Esses alimentos já são antigos frequentadores do prato e conhecidos pelo paladar da estudante de Nutrição, Claiti Cortes. Estabelecer uma relação saudável e ética com a alimentação foi o que a motivou a optar pela substituição dos cultivos, priorizando os produtos orgânicos encontrados nos expositores. “Sabemos da existência de diversos estudos que apontam os possíveis riscos de agrotóxicos e temos noção do quanto de energia é mal gasta na produção dos alimentos ‘convencionais’ para que ele floresça, cresça e amadureça fora de época, depois com transporte e armazenamento”, justifica. Vegana, ela incentiva a adoção de hábitos alimentares provenientes da agroecologia e compartilha em sua conta nas redes sociais, quase que diariamente, receitas com ingredientes sem origem animal. “Temos total noção de que nosso poder de compra nos dá a chance de votar no tipo de agricultura e produtos que queremos ver mais no mundo” acredita.

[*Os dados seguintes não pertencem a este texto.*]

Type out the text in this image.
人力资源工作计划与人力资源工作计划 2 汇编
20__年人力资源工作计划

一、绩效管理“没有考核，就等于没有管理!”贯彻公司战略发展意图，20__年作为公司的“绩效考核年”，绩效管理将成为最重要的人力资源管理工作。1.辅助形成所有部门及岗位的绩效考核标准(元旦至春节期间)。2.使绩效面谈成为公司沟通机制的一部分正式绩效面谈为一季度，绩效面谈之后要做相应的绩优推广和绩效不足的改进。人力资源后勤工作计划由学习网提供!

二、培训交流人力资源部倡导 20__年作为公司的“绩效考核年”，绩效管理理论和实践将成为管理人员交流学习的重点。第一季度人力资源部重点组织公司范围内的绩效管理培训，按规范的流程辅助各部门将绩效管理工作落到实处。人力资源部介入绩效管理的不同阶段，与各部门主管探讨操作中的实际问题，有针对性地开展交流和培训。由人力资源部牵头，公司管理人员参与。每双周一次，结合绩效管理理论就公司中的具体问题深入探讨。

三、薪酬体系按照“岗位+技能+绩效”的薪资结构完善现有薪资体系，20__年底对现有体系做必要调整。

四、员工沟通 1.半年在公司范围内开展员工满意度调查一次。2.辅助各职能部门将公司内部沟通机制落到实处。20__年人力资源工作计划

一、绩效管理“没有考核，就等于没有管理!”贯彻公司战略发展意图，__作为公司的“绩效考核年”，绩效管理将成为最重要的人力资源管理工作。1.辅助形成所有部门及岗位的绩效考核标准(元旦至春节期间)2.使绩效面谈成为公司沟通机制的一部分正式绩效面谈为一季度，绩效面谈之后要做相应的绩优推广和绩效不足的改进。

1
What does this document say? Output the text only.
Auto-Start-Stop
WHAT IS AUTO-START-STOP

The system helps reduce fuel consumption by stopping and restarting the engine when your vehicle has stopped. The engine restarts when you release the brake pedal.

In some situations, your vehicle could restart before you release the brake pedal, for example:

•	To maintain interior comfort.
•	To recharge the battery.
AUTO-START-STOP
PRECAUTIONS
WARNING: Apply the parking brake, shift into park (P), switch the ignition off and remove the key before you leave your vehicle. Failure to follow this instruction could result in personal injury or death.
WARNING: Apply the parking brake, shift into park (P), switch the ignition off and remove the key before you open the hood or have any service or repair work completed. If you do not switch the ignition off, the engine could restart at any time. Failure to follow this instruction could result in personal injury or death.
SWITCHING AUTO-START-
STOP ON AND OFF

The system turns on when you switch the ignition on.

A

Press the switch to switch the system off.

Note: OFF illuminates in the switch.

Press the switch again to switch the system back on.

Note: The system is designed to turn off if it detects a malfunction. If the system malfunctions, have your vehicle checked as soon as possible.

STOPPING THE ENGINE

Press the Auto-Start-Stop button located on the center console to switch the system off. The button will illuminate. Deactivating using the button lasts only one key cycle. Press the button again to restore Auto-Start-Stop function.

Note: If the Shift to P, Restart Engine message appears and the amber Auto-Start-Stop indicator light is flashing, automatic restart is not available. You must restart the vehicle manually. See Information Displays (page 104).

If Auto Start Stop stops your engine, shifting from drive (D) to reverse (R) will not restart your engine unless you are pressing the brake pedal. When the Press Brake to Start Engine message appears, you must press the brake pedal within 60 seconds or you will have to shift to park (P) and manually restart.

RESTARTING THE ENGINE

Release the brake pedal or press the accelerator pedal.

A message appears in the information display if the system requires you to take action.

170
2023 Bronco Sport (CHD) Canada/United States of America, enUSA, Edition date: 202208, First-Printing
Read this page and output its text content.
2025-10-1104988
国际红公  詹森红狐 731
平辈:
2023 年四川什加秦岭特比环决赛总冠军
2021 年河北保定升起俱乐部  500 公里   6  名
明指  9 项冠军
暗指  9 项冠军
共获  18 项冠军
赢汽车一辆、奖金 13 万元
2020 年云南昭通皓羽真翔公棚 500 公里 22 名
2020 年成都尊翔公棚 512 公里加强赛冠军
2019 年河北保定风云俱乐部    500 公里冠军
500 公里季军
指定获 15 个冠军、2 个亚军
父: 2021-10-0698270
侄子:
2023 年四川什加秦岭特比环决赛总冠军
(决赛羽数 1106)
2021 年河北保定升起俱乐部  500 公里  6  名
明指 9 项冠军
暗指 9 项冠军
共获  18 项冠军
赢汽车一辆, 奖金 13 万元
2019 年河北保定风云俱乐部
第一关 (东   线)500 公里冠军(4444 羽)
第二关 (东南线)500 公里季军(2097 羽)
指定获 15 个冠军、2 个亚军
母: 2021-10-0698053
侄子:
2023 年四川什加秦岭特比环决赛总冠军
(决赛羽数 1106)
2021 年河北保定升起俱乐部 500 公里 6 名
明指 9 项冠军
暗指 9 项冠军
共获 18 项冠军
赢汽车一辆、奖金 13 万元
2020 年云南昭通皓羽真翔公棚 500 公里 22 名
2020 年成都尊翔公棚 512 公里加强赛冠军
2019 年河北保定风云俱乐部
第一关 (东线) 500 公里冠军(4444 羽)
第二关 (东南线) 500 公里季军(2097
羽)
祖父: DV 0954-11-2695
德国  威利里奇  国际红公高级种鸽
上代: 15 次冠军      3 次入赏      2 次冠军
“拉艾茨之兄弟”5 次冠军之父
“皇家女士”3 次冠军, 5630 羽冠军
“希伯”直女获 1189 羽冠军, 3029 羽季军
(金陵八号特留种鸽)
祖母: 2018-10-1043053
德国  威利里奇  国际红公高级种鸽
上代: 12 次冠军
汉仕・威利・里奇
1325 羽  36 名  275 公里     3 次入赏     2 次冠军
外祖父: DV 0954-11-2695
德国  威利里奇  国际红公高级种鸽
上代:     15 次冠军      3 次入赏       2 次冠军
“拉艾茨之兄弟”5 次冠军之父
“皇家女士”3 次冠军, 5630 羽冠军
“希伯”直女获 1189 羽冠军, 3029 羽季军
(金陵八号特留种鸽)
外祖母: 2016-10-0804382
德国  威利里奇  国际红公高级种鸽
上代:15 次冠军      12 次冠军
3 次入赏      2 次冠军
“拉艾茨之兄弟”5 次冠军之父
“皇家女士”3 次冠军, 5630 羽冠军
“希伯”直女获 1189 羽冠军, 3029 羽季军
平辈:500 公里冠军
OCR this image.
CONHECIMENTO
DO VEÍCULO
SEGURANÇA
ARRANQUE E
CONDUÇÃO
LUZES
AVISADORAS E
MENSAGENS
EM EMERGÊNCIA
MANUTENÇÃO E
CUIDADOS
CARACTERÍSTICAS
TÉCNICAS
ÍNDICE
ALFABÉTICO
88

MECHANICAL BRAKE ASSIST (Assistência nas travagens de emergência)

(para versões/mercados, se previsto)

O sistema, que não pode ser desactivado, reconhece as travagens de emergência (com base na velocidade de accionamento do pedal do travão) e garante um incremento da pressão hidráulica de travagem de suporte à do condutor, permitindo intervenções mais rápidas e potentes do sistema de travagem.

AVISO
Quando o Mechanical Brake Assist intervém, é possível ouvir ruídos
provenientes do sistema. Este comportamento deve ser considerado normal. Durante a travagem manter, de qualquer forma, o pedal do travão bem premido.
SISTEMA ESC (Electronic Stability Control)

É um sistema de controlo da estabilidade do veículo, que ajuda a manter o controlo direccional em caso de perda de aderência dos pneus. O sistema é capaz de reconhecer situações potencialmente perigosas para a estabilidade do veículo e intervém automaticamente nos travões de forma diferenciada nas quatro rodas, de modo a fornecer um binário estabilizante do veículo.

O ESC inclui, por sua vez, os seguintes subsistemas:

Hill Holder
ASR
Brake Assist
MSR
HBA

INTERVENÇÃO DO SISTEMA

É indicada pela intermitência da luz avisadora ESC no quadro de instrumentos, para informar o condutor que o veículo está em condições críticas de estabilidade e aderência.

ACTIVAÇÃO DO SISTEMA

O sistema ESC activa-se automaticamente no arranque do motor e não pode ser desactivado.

As idas semanais que ela fazia às feiras já tradicionais no município, como as promovidas pela Coonalter e a Feira do Pequeno Produtor, agregaram mais um nicho alimentício alternativo na cidade. Idealizadora da Feira Vegana, Claiti conta querer criar um ambiente não apenas voltado ao comércio, mas também à informação e empoderamento. “Buscamos ter palestras em todas as feiras para que o foco não seja apenas consumir, mas saber por que consumir aquele tipo de produto e como fazer escolhas alimentares melhores”, explica.
O agro que conecta é o mesmo que sustenta
A variedade de texturas, aromas e sabores experimentados por Claiti e pelas centenas de pessoas que circulam pelos cinco espaços dedicados à agricultura familiar, no entanto, começa a 78km de distância dos pontos centrais de Passo Fundo, em propriedades rurais como a da família Cé. O manejo do solo e o plantio de hortifrutigranjeiros é feito de maneira sustentável pelos membros do núcleo familiar de São Domingos do Sul, que se deslocam para expor nas feiras ecológicas de Passo Fundo os itens cultivados. Toda semana, cerca de 1.5 mil quilos são colhidos para serem comercializados na cidade, como revela o produtor rural Fernando Cé. “Produzimos orgânicos para oferecer produtos sem agroquímicos aos consumidores também como uma maneira de agradecer a natureza pelo alimento gerado, possibilitando uma qualidade de vida melhor e sem agredir o meio ambiente”, salienta.
Aos sábados, a força do campo se conecta ainda mais à cidade sob as tendas presentes nas Praças da Mãe Preta e Antônio Xavier, onde agricultores, como ele, disponibilizam alimentos nutritivos e geram renda familiar a partir da agroecologia. “A sobrevivência da nossa família é exclusiva do comércio nas feiras, por isso buscamos agregar valor em alimentos de qualidade”, certifica Fernando.
Segundo o Ministério da Agricultura, Pecuária e Abastecimento, são mais de 17 mil registros de entidades produtoras de orgânicos no país, das quais cerca de 70% dos produtores são de agricultura familiar. O último censo do setor, apresentado em 2006, mostra que essa modalidade de produção rural participa de 30% da produção agrícola do país, movimentando cifras que giram em torno de 12 bilhões de reais, segundo a pasta.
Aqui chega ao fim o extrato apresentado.